When we experience a bodily injury, our bodies react by releasing substances intended to help fight the harm and repair any damage which might have been caused. Some of the substances are releases by muscle tissue, which helps to describe the concept that we heal faster if we keep moving. Others are introduced by organs, like the liver, and could be measured by taking a blood sample.

Body reaction

The body reacts to some inflammation in precisely the identical style, not just in reaction to injuries. Inflammation doesn’t need to be caused by an injury to trigger the body’s defense mechanisms. Our immune systems are good at keeping us going with no apparent symptoms, notwithstanding the battle which could be happening internally. Many individuals have bad diets that are high in sugar and low in nutrients. This contributes to obesity, diabetes and fuels inflammation and damaged tissue, known as advanced glycation end products.
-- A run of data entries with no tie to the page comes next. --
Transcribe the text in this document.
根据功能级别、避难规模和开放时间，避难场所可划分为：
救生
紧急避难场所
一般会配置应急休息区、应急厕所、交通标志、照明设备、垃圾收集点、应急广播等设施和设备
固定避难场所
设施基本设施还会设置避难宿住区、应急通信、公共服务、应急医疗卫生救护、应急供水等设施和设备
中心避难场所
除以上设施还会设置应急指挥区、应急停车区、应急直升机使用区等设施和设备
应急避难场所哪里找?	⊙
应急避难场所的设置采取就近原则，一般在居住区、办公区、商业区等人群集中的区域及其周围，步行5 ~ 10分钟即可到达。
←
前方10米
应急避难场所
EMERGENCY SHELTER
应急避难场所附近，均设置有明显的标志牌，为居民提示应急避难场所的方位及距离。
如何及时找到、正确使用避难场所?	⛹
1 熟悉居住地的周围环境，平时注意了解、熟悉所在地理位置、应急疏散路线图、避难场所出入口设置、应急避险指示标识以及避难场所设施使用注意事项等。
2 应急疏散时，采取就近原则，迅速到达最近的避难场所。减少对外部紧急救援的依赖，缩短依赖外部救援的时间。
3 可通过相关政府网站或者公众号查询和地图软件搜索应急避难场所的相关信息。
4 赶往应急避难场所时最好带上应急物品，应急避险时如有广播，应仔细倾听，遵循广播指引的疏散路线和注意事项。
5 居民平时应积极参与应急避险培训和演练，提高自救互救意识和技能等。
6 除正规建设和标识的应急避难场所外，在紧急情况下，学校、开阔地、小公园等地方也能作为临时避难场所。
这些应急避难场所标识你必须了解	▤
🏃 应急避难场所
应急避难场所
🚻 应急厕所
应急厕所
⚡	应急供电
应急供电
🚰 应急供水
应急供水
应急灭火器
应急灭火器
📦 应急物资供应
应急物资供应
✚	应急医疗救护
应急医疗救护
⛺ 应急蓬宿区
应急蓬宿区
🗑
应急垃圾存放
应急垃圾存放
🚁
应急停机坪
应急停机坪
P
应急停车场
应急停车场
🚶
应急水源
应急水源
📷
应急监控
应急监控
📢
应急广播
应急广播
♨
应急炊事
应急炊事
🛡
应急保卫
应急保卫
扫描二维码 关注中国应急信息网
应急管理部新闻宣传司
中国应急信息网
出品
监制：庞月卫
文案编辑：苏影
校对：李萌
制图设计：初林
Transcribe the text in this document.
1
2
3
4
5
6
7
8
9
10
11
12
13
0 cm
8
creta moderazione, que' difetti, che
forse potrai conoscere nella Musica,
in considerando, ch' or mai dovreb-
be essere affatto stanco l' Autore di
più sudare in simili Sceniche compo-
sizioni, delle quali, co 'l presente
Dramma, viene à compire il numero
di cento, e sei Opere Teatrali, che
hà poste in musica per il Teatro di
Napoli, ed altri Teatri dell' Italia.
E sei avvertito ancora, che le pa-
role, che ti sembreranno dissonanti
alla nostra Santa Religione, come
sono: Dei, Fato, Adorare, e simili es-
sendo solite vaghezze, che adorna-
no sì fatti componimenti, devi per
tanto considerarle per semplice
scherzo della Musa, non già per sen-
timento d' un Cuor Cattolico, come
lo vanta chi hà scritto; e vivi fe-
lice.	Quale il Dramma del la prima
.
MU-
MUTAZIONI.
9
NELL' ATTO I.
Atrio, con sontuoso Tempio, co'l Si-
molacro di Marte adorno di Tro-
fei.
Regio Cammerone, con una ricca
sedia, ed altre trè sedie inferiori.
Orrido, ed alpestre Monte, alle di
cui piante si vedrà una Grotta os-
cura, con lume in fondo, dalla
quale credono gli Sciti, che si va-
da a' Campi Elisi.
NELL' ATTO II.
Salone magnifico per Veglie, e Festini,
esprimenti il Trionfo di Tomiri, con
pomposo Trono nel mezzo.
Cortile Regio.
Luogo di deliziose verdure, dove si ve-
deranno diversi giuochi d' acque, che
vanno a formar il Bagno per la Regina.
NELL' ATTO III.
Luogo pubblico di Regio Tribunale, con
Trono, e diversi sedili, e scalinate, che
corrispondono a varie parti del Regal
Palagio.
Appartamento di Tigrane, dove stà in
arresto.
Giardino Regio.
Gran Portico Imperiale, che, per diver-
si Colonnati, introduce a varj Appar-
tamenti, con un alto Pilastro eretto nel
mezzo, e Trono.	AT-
Glycation is a process whereby glucose bonds with proteins in the cells and contributes to oxidative damage. Unfortunately, if we maintain a high sugar intake we lean the battle too heavily in favor of inflammation. This may cause serious consequences including atherosclerosis, cardiovascular disease, diabetes and much more. In the laboratory, a marker for elevated inflammation in the blood which may be quantified is C-reactive protein, which is made by the liver in response to inflammation.

Cardiovascular disease

Medical professionals use this protein as a predictor of cardiovascular disease and heart failure. Diabetes and obesity are major contributors to inflammation and they considerably increase the chance of heart failure. Maintaining a high sugar, low nutrient diet keeps our bodies in a constant state of low-grade inflammation that’s heightened when accidents occur or when the inner damage goes beyond what our immune systems can handle. Besides obesity, a sedentary lifestyle may also promote inflammation.

Exercise!

When we exercise, muscle cells release inflammation-fighting compounds into the blood. This not only helps our bodies recover from the exercise stress, but also helps fight inflammation generally. Dietary contributors include high sugar or starch intake and inadequate nutrients proven to fight inflammation like Vitamin C, Vitamin E and other antioxidants. Insufficient Vitamin B, magnesium and folic acid may result in damaged blood vessels and oxidative stress. Worth noting is the function that Omega-3 oil plays as a pure inflammation fighter.

Omega-3 essential fatty acids support proper cell membrane function, which helps to reduce oxidative damage. Good food sources are fatty fish such as salmon and sardines, nuts and seeds. Supplementation with omega-3 is also beneficial in combating inflammation and providing these essential fatty acids into the cells.

Conclusion

Eat a diet rich in green leafy vegetables, berries and fruits in particular and healthful proteins such as fish to provide the nutrients that you need for healthy body functions. Keep moving every day to assist the muscles create additional anti-inflammation fighting agents. If you eliminate those extra pounds, you will enable your immune system to maintain winning the battle the inflammation battle that wages within you. Don’t forget your kids. Childhood obesity is an important problem. Starting the inflammation battle cycle moving at such a young age can simply set them up for more complications in the future.